Дэмьен читал молескин, пока отец Декамп был в душе; «остыло? – заглянул Декамп, мокрый, в полотенце, – я еще пару минут, оденусь»; оделся он в официальное – сутану; черные брюки, черные ботинки остроносые, мягкие, ручной работы; омлет остыл, но всё равно было вкусно; «ты придумал себе день?» – вот оно – свободная жизнь, делай, что хочешь – добро или зло.
– Отправлю открытку Тео, дойду до Собора, закину голову, налюбусь, а потом весь день просижу в комнатах с книгами; а, выйду за сэндвичем и колой; позвоню мадемуазель Кристен…
– Тогда не покупай сэндвич – она тебя накормит – у них рядом с библиотекой обворожительный недорогой ресторанчик, прямо созданный для старых и молодых книжных червей; весь в книгах; даже счет приносят в книге, которая, по мнению, официанта, напоминает вас… Здесь, в Асвиле, держать кафе, бистро или ресторан – любимый способ заработать себе на жизнь и просто провести эту жизнь в довольстве и изобилии; вокруг полно ферм, поставляющих сезонные овощи и мясо. Как Клавелл свое не завел, ума не приложу… а, может, и завел, да мы с Флавией не знаем…

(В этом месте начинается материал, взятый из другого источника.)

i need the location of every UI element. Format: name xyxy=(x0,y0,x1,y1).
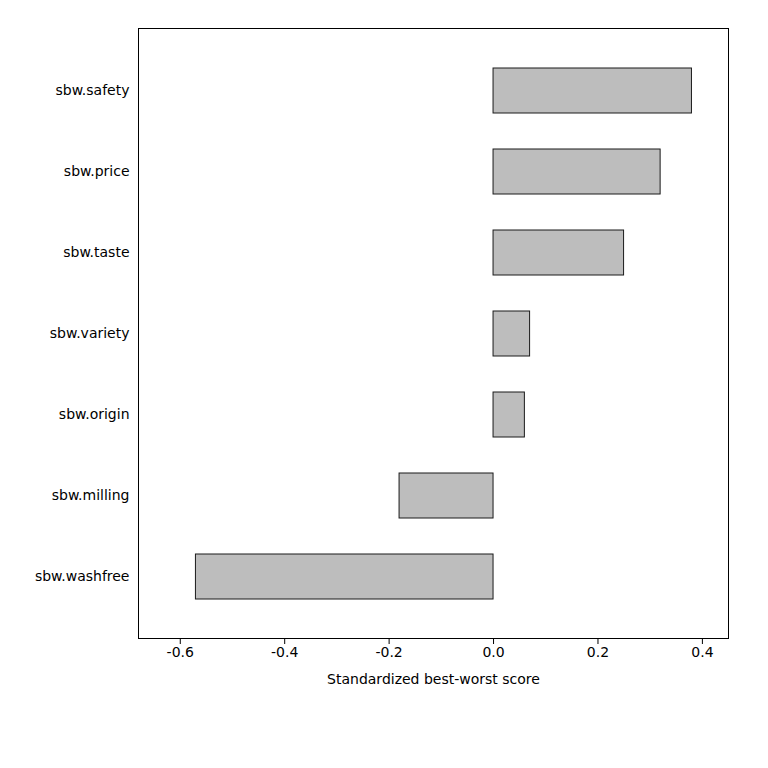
svg-text:-0.6: -0.6 xyxy=(167,644,194,660)
svg-text:sbw.safety: sbw.safety xyxy=(56,82,130,98)
svg-text:Standardized best-worst score: Standardized best-worst score xyxy=(327,671,540,687)
svg-text:sbw.origin: sbw.origin xyxy=(59,406,130,422)
svg-text:sbw.price: sbw.price xyxy=(64,163,130,179)
svg-text:0.0: 0.0 xyxy=(482,644,504,660)
svg-text:sbw.variety: sbw.variety xyxy=(50,325,130,341)
svg-text:0.4: 0.4 xyxy=(691,644,713,660)
svg-text:-0.4: -0.4 xyxy=(271,644,298,660)
svg-text:0.2: 0.2 xyxy=(587,644,609,660)
svg-text:-0.2: -0.2 xyxy=(375,644,402,660)
svg-text:sbw.washfree: sbw.washfree xyxy=(35,568,130,584)
svg-text:sbw.taste: sbw.taste xyxy=(63,244,129,260)
svg-text:sbw.milling: sbw.milling xyxy=(52,487,130,503)
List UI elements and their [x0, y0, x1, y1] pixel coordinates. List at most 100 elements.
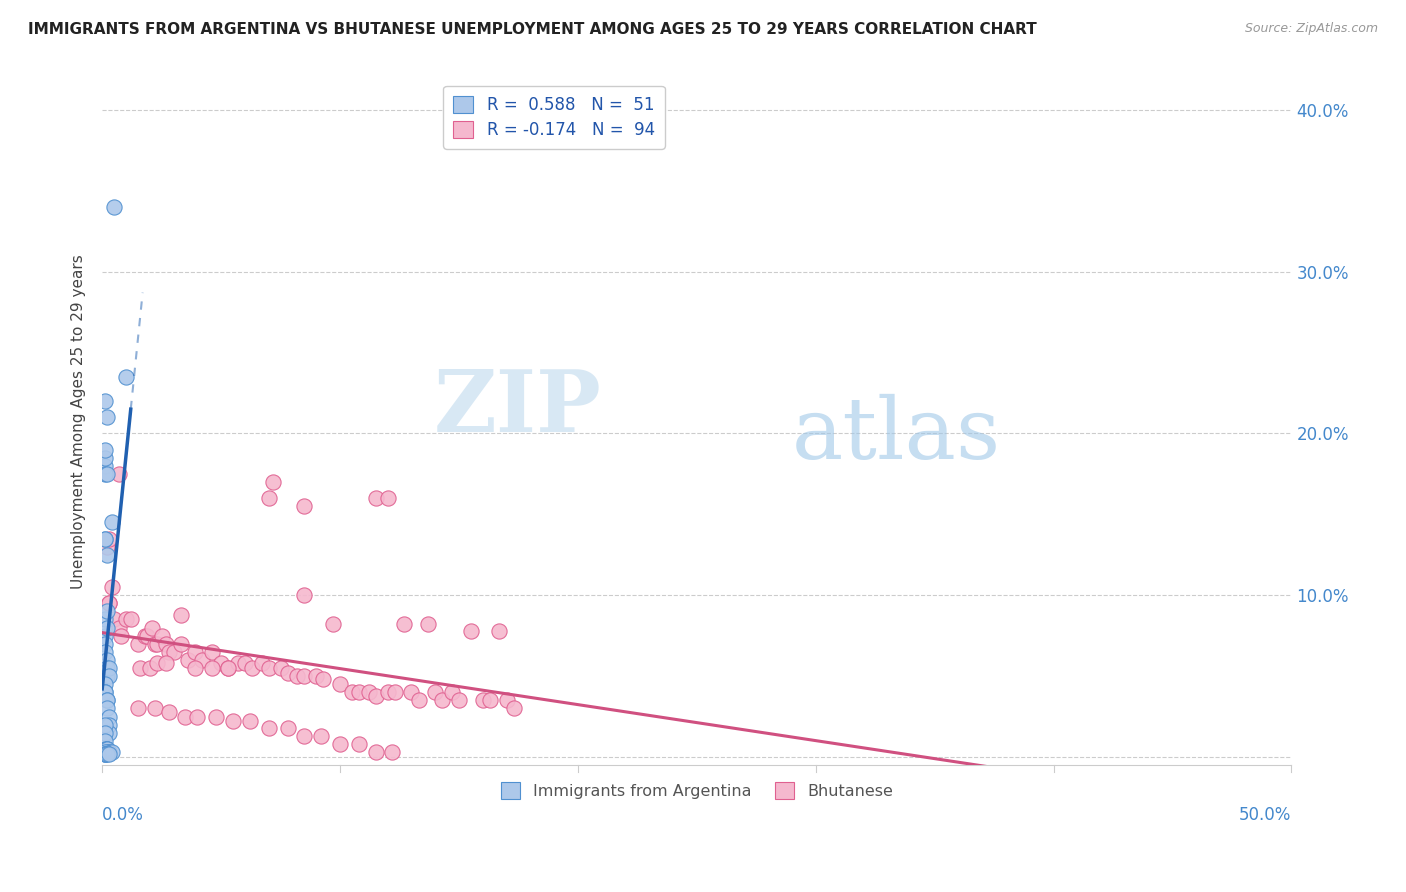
Point	[226, 656, 249, 670]
Point	[432, 693, 454, 707]
Point	[292, 669, 315, 683]
Point	[141, 621, 163, 635]
Point	[93, 745, 115, 759]
Point	[305, 669, 328, 683]
Point	[191, 653, 214, 667]
Point	[340, 685, 363, 699]
Point	[93, 442, 115, 457]
Point	[170, 637, 193, 651]
Point	[96, 747, 118, 761]
Point	[222, 714, 245, 729]
Point	[364, 745, 387, 759]
Point	[440, 685, 463, 699]
Point	[93, 742, 115, 756]
Point	[93, 532, 115, 546]
Point	[115, 612, 138, 626]
Point	[277, 721, 299, 735]
Point	[103, 612, 125, 626]
Text: Source: ZipAtlas.com: Source: ZipAtlas.com	[1244, 22, 1378, 36]
Point	[139, 661, 162, 675]
Point	[495, 693, 517, 707]
Point	[502, 701, 524, 715]
Point	[93, 394, 115, 409]
Point	[93, 467, 115, 481]
Point	[93, 685, 115, 699]
Point	[96, 669, 118, 683]
Point	[103, 200, 125, 214]
Point	[239, 714, 262, 729]
Point	[425, 685, 447, 699]
Point	[143, 637, 166, 651]
Point	[96, 467, 118, 481]
Point	[277, 665, 299, 680]
Point	[377, 685, 399, 699]
Point	[170, 607, 193, 622]
Point	[93, 747, 115, 761]
Point	[96, 693, 118, 707]
Point	[146, 637, 169, 651]
Point	[98, 596, 121, 610]
Point	[127, 637, 149, 651]
Point	[93, 725, 115, 739]
Legend: Immigrants from Argentina, Bhutanese: Immigrants from Argentina, Bhutanese	[495, 776, 900, 805]
Point	[357, 685, 380, 699]
Point	[96, 742, 118, 756]
Point	[174, 709, 197, 723]
Point	[93, 637, 115, 651]
Point	[201, 645, 224, 659]
Point	[312, 673, 335, 687]
Point	[447, 693, 470, 707]
Point	[377, 491, 399, 505]
Point	[93, 747, 115, 761]
Point	[201, 661, 224, 675]
Point	[96, 604, 118, 618]
Point	[184, 661, 207, 675]
Point	[240, 661, 263, 675]
Point	[98, 661, 121, 675]
Point	[292, 729, 315, 743]
Point	[93, 717, 115, 731]
Point	[100, 745, 122, 759]
Point	[401, 685, 423, 699]
Point	[329, 677, 352, 691]
Point	[98, 725, 121, 739]
Point	[96, 693, 118, 707]
Point	[129, 661, 152, 675]
Point	[478, 693, 501, 707]
Point	[162, 645, 184, 659]
Point	[93, 458, 115, 473]
Point	[134, 629, 156, 643]
Point	[108, 467, 131, 481]
Point	[93, 747, 115, 761]
Y-axis label: Unemployment Among Ages 25 to 29 years: Unemployment Among Ages 25 to 29 years	[72, 254, 86, 589]
Point	[270, 661, 292, 675]
Point	[488, 624, 510, 638]
Point	[143, 701, 166, 715]
Point	[98, 745, 121, 759]
Point	[184, 645, 207, 659]
Point	[155, 656, 177, 670]
Point	[364, 689, 387, 703]
Point	[120, 612, 142, 626]
Point	[96, 540, 118, 554]
Point	[262, 475, 284, 489]
Point	[98, 532, 121, 546]
Point	[285, 669, 308, 683]
Point	[394, 617, 416, 632]
Point	[155, 637, 177, 651]
Point	[257, 491, 280, 505]
Text: IMMIGRANTS FROM ARGENTINA VS BHUTANESE UNEMPLOYMENT AMONG AGES 25 TO 29 YEARS CO: IMMIGRANTS FROM ARGENTINA VS BHUTANESE U…	[28, 22, 1036, 37]
Point	[292, 588, 315, 602]
Text: 50.0%: 50.0%	[1239, 805, 1292, 823]
Point	[364, 491, 387, 505]
Point	[96, 410, 118, 425]
Point	[108, 621, 131, 635]
Point	[217, 661, 239, 675]
Point	[177, 653, 200, 667]
Point	[110, 629, 132, 643]
Point	[217, 661, 239, 675]
Point	[136, 629, 159, 643]
Point	[381, 745, 404, 759]
Point	[93, 677, 115, 691]
Point	[96, 742, 118, 756]
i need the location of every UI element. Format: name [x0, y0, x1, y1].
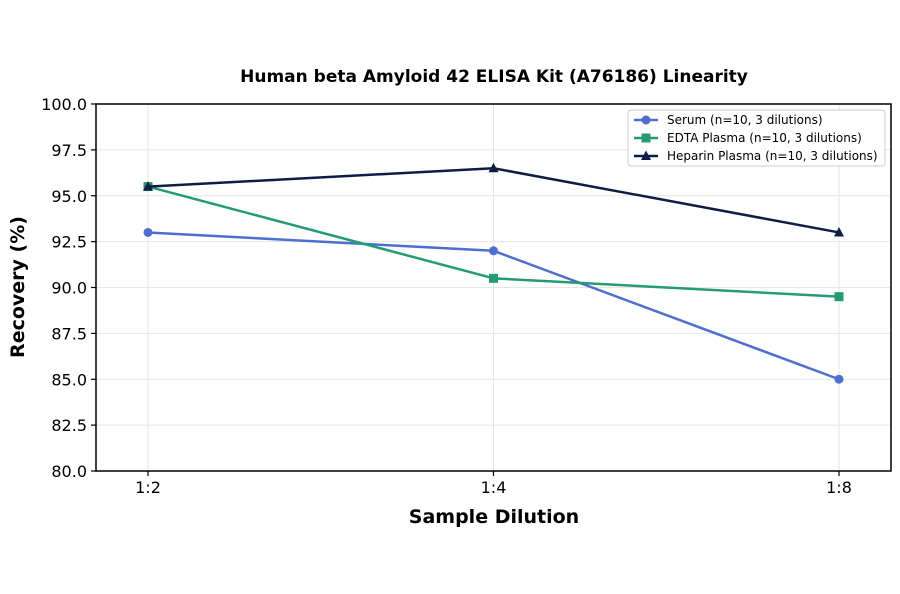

– О… Но, может, не позвоню, завязну в трудовых буднях; вдруг только через неделю позвоню…
– Сэндвичи лучше брать в лавке Тернеров, они старые протестанты, моряки бывшие, англичане, вынужденные эмигрировать сюда; они нас, ребят из Собора, вообще ненавидели ужасно; а теперь привыкли, даже по именам запомнили; это приятно… Это лавка именно сэндвичей, еды навынос; они там всей семьей работают, даже внук-школьник в обед прибегает со школы, ест и помогает, салат режет, кофе разливает, крышки закрывает… о них даже путеводители все пишут. Но если не поешь, вечером на банкете после оперы полопаем, и потом нас еще Клавелл горячими бутербродами покормит.
– Отличный план для первого…
– Для любого дня, – и Декамп улыбнулся.
Открытку в этот раз Дэмьен выбрал не с Собором – хотя хотел скупить их все и пообещал себе, что скупит все; он увидел картинку с завтраком – газета с новостями, чашка кофе, круассан на тарелочке – такая девичья абсолютно, тонкая книжная графика, в рамке арт-деко; она была так в тему; на обратной стороне он написал адрес отца Декампа и текст: «Декамп кинул в меня за завтраком блокнот со списком книг, толстый, понимаешь, был блокнот, а я не среагировал, как всегда, и на меня вылился мой какао. Я был весь в шоколаде. Такая история. Иду в оперу вечером, на «Богему», напишу завтра, как прошло, что я на себя еще опрокинул. Вот адрес Декампа» – посмеялся; спросил про серию «Дорожные картинки» – но в этом ларьке не было ни одной; кинул открытку в почтовый ящик и пошел до Собора – дорогу он запомнил, хоть они шли и разговаривали, и в таких случаях он обычно вообще ничего не помнил, кроме разговора; день был хороший – прохладный, солнце то появлялось, то исчезало, и от этого чуть-чуть кружилась голова; от давления; и от того, что не выспался; и не побегал – это тоже было нарушение расписания, тело спрашивало – а вечером, вечером побегаем; но Дэмьен пока не знал, как дальше всё сложиться… Какой же Собор огромный; Дэмьен запрокинул голову перед ступенями – мне никогда это не надоест, смотреть на такое – на эти огромные шпили, башни, розу; горы, звезды – вот чему уподоблялся Собор в своем величии; под его тенью можно было прожить жизнь, самую простую, обыденную – торговца открытками, кофе, официанта – и при этом жизнь была бы наполнена, заполнена до краев абсолютной, рафаэлевской красотой.